Supermarkets are dropping best before dates on some products, encouraging people to judge an item’s freshness for themselves. But what about when these dates are necessary but not always accurate? Solveiga Pakštaitė has a solution, and it feels good.
The USDA Economic Research Center reports that approximately one third of all available food is never consumed. To add insult to injury, most of it goes into landfills and ends up oozing out methane - which is substantially more harmful to the environment than CO2.
The current food labeling system is to blame for much of the waste. The FDA reports consumer confusion around product dating labels is likely responsible for around 20 percent of the food wasted in the home, costing an estimated US$161 billion per year.
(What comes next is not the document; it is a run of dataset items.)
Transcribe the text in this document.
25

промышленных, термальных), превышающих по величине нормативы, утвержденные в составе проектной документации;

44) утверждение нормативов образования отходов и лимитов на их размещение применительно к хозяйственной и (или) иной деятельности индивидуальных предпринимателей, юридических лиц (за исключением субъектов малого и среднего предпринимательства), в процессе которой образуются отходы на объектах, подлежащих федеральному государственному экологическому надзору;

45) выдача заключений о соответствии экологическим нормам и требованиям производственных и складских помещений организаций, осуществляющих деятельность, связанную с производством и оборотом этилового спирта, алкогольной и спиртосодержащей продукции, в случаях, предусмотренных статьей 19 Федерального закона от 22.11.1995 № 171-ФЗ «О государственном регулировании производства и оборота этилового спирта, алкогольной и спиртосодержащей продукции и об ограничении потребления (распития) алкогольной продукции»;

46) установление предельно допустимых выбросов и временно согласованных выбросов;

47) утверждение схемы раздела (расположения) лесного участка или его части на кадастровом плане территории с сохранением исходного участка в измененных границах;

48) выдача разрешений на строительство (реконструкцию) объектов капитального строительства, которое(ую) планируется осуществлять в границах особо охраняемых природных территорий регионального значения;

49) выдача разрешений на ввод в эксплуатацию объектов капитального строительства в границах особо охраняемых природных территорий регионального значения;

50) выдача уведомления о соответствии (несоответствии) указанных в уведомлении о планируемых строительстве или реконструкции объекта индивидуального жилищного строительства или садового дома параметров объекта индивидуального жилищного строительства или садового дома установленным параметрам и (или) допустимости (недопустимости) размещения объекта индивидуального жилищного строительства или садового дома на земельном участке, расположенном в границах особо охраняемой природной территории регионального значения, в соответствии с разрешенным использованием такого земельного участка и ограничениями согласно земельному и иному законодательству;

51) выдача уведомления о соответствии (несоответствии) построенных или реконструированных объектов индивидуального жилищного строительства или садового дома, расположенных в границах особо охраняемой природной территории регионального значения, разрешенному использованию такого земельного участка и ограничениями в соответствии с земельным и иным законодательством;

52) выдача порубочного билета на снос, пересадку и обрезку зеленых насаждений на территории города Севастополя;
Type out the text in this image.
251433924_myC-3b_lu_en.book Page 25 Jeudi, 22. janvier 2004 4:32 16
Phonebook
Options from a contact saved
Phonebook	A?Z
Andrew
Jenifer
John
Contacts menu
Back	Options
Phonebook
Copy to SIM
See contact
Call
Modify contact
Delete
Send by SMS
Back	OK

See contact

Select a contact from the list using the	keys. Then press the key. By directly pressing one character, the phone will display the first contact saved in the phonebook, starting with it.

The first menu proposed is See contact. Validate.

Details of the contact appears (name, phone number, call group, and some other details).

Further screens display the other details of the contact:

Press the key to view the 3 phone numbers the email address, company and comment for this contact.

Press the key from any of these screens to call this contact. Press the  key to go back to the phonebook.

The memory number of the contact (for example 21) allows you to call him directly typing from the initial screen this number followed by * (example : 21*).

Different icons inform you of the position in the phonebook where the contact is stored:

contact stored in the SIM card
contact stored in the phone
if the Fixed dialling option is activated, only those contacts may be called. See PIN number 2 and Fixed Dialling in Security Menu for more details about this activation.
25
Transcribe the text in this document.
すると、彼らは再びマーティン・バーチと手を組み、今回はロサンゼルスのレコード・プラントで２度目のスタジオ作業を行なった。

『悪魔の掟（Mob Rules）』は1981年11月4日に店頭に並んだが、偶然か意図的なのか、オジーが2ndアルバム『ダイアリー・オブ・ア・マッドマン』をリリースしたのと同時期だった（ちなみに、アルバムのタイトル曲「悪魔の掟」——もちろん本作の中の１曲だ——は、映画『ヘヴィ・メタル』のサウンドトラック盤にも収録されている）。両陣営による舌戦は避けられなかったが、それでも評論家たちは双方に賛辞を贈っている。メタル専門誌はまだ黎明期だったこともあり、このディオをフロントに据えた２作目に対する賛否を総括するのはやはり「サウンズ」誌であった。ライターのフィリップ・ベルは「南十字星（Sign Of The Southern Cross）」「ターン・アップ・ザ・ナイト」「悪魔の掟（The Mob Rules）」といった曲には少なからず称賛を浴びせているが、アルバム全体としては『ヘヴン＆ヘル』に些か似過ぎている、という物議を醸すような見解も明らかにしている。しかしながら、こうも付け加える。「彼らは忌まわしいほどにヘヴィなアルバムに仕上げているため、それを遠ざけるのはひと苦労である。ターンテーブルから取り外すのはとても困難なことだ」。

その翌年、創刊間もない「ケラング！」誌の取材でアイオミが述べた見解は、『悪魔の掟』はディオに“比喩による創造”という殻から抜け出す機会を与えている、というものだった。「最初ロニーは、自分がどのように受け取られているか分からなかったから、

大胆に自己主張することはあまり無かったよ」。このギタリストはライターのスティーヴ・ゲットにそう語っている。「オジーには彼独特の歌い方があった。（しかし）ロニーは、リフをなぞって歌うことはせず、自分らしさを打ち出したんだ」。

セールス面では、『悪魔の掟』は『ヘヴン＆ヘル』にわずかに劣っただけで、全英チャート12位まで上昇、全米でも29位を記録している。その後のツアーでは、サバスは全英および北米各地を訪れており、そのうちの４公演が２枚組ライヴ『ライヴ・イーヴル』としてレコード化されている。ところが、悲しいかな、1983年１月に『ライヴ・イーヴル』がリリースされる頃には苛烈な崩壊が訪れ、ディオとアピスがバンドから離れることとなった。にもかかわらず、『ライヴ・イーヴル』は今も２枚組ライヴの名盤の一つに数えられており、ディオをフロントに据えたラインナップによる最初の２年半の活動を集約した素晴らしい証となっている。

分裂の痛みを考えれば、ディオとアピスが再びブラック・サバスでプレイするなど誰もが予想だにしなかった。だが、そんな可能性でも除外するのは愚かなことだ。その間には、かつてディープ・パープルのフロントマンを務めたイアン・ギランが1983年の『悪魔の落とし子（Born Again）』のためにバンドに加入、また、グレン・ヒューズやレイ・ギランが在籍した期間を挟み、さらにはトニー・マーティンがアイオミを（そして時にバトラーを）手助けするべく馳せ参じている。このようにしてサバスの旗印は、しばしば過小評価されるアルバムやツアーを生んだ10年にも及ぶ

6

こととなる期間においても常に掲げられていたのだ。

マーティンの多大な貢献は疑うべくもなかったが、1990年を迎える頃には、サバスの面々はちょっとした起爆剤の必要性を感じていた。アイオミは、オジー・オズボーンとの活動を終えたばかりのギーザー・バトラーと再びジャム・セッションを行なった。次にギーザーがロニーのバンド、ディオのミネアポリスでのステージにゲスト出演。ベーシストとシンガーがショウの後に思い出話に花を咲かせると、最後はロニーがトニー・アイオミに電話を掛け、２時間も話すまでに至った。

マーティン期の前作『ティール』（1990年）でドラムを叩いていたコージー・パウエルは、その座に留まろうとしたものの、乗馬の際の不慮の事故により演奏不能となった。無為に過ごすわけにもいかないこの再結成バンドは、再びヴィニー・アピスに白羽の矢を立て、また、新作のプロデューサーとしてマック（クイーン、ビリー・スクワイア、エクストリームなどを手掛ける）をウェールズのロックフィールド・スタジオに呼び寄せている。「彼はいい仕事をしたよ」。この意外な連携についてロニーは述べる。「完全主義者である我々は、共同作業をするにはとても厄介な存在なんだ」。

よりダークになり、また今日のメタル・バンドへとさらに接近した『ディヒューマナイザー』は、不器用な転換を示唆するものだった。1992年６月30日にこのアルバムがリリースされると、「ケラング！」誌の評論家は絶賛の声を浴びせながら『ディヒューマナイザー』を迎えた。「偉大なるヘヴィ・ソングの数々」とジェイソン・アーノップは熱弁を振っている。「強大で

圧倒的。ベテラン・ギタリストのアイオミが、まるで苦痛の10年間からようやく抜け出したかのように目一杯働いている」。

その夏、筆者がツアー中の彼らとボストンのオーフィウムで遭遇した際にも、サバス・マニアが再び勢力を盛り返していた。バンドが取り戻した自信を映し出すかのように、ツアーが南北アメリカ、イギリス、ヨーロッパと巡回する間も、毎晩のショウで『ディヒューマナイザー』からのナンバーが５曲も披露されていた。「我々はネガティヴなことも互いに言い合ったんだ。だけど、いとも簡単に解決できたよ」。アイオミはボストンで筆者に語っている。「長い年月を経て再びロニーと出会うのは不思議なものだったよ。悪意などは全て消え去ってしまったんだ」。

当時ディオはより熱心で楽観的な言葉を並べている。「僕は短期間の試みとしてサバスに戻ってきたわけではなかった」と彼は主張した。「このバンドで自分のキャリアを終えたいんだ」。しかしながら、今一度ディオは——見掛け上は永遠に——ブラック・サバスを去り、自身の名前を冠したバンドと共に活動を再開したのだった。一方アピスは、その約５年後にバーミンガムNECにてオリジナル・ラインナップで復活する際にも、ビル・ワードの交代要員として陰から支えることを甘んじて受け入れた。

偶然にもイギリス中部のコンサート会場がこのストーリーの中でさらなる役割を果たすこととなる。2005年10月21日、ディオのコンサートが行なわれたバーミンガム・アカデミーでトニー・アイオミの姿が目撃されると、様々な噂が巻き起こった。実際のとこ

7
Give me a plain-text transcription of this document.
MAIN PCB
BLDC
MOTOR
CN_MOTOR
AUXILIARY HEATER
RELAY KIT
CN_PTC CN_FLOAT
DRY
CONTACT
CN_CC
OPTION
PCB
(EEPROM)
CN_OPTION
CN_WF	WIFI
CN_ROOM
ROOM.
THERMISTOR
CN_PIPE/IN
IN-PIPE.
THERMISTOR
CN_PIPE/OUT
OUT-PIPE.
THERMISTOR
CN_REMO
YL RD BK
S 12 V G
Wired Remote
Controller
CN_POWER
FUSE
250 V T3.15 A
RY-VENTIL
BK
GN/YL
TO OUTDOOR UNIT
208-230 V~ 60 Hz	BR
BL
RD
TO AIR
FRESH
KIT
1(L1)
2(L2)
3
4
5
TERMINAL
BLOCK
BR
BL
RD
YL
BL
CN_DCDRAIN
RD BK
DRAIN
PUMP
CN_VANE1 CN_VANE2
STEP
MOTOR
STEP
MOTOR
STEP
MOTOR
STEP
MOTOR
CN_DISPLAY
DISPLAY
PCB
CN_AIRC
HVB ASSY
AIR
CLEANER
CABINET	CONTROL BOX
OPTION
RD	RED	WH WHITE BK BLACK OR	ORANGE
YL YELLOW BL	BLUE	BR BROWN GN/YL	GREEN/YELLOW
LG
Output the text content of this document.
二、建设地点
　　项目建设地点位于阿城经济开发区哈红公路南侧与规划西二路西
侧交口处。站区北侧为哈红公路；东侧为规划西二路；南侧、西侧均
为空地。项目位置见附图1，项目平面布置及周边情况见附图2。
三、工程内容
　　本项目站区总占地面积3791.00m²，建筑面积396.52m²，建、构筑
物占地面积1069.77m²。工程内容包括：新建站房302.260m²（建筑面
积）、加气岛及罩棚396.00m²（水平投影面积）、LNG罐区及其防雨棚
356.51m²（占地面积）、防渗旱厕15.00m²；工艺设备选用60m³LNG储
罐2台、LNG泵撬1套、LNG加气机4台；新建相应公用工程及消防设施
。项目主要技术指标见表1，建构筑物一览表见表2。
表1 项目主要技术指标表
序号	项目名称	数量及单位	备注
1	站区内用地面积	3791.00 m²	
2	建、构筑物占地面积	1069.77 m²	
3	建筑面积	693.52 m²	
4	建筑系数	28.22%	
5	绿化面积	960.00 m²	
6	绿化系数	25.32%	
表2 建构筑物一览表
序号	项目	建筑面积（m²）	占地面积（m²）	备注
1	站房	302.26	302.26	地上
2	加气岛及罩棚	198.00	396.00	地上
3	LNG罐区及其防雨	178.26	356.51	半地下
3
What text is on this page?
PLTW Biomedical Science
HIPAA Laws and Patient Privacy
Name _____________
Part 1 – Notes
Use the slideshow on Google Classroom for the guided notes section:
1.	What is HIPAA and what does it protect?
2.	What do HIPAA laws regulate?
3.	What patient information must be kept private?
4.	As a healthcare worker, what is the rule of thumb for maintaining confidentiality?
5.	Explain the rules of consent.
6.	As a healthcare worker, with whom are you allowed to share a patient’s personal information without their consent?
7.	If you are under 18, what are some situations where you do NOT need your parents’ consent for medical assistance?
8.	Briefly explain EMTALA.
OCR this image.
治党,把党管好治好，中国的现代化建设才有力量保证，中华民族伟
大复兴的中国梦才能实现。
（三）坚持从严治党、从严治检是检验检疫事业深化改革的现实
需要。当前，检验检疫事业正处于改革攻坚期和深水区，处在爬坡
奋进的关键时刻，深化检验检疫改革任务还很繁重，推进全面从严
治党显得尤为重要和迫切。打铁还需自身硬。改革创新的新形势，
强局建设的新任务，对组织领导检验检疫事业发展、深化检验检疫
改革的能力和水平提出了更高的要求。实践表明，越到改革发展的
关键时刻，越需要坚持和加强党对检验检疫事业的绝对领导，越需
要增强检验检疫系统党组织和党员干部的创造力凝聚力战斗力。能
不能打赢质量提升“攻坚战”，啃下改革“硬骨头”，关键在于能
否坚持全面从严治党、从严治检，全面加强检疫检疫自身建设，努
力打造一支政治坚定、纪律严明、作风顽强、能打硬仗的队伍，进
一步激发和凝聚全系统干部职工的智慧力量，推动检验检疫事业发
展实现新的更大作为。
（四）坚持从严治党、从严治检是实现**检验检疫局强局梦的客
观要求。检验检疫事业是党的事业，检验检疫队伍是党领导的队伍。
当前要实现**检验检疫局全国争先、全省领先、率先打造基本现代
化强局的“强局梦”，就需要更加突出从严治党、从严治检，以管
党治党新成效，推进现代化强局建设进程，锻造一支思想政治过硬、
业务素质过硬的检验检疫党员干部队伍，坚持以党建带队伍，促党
Solveiga Pakštaitė never set out to tackle the world’s food waste problem. It was actually while working on a design project for people with visual impairments that she came up with her idea: a tactile food spoilage indicator.
Not everyone was initially enthused about Pakštaitė’s idea, which became her final year project for the industrial design and technology degree she was doing at London’s Brunel University. The concept, called Mimica Touch, is a temperature-sensitive label that changes texture when food spoils. Many of Pakštaitė’s university professors told her the idea was more food science than product design. But after a packaging design expert told her to patent the invention, she began to believe it had potential.
So, she entered the James Dyson award, which celebrates designers of new problem-solving ideas – “just to get feedback, and I thought it would look good on my CV. To my utter surprise, I got a call... telling me I’d won. It was all over the news. My surname was one of the answers in The Times crossword … and food companies and retailers started getting in touch to ask: ‘when can we try this? When can we test this?’ My initial reaction was: ‘what are you talking about?’ I made these gels in my university hall’s kitchens … there was a lot more work to do.”
Mimica Touch incorporates a plant-based gel into a label or bottle cap, which is layered over hard plastic bumps. The gel is calibrated to decompose at the same rate as the product inside, turning to liquid when it’s no longer fit for consumption, which is when users can feel the plastic bumps underneath.
Testing has shown the system can add anything from two days to a week to a product’s life. It’s thought that up to 60 percent of all food wasted in the UK is still safe to eat, and adding just two days onto ‘use by’ dates could cut the amount wasted by half.
It’s a problem that we all know urgently needs to be addressed: globally, one third of all food produced for human consumption is wasted every year. And if food waste was a country, it would be the third largest greenhouse gas emitter behind the US and China, accounting for 10 per cent of all greenhouse gases in the world.
Funding has been the main challenge in getting the concept from an idea to its first cap production run, which is now happening. “We had to get our technology working in the lab, then ‘productise’ it, ensuring the chemistry is accurate every time,” she says. Innovate UK, the Seafood Innovation Fund and the European Union have all contributed to Mimica’s projects so far, which have focused on creating labels for red meat and dairy, juice and smoothies, and seafood.
So, we can expect to see Mimica's innovative labels on products fairly soon. Certainly, in the UK as a slew of supermarkets are reportedly interested in the idea.